Il s’agit du quatrième groupe d’enfants ramenés avec la médiation du Qatar, le plus nombreux jusqu’à présent, onze au total, déclare à l’AFP le médiateur ukrainien, Dmytro Lubinets, à la frontière.  

Leurs proches ont attendu plus de six heures à un point de passage utilisé à des fins humanitaires avant que les enfants, les plus jeunes âgés de deux ans, ne sortent de l’obscurité pour être longuement étreints.  

« Je suis heureux et c’est tout », déclare Oleksandr, 16 ans, le plus âgé.  

Souriant timidement, il résume ses sentiments par « de la joie et un peu de nervosité, mais sinon tout va bien ». « Ma première pensée est que ma nouvelle vie commence, en fait ».  

Sa tante Viktoria, 47 ans, raconte qu’originaire de Sievierodonetsk (est de l’Ukraine), il vivait dans un foyer depuis la mort de sa mère et de son frère aîné dans la région de Louhansk en juillet 2022, lorsque leur voiture a été bombardée alors qu’ils tentaient d’évacuer.  

Oleksandr, qui lui a dit rêver parfois de sa mère mourante, aura besoin d’un soutien psychologique, dit-elle.  

« Nous ferons la fête »

Depuis le début de la guerre, elle n’a pu parler qu’une fois au téléphone avec lui, et s’est rendue trois fois dans les zones frontalières pour tenter, en vain, d’aller le chercher.  
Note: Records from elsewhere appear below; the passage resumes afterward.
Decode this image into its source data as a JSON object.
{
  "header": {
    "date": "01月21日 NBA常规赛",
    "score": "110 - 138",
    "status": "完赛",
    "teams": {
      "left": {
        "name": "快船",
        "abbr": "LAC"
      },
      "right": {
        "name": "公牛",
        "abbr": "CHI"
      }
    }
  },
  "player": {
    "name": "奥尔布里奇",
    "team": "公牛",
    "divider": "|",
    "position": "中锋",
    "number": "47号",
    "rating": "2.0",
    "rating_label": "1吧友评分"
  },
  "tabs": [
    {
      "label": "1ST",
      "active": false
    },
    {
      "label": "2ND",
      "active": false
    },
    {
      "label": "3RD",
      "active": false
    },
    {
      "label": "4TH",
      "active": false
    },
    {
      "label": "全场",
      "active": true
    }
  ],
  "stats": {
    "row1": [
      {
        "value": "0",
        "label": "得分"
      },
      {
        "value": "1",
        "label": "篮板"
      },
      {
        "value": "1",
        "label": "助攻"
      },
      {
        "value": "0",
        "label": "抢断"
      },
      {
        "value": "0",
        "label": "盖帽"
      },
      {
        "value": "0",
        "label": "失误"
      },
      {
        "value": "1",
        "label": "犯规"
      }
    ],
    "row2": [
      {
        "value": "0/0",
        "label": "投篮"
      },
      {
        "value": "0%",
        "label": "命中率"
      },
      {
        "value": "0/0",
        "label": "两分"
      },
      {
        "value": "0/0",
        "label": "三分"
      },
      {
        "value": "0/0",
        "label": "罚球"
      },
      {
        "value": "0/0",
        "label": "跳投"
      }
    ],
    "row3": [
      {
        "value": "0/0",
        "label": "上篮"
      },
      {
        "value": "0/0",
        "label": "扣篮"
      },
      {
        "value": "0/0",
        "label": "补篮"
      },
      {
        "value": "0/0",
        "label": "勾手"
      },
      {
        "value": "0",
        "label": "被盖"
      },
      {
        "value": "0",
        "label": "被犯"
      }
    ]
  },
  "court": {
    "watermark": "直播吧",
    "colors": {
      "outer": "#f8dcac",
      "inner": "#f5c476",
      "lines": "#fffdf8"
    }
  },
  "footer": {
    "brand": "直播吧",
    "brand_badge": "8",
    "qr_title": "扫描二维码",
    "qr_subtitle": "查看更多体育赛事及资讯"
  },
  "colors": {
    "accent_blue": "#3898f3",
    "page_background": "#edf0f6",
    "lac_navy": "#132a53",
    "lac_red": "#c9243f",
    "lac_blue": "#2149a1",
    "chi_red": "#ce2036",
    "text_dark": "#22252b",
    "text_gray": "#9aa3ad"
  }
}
« Notre situation semblait bloquée, mais finalement tout a été résolu », se réjouit-elle.  

Il a été envoyé dans un pensionnat public de Louhansk, une ville occupée de l’est de l’Ukraine, où ses papiers lui ont été pris « par tromperie », relate-t-elle : « ils ont fait pression sur lui psychologiquement pour l’empêcher de partir ».  

Cette mère de famille va le ramener chez elle, à Zhytomyr, près de Kyiv. « Nous ferons la fête et lui ferons visiter la ville ».  

Mais l’adolescent doit aussi rattraper son retard à l’école et se remettre des blessures subies dans la voiture bombardée.  

Sergiy, un développeur informatique de 36 ans de Kyiv, est lui venu chercher son neveu et sa nièce, Lev, 13 ans, et Zhazmin, 10 ans.  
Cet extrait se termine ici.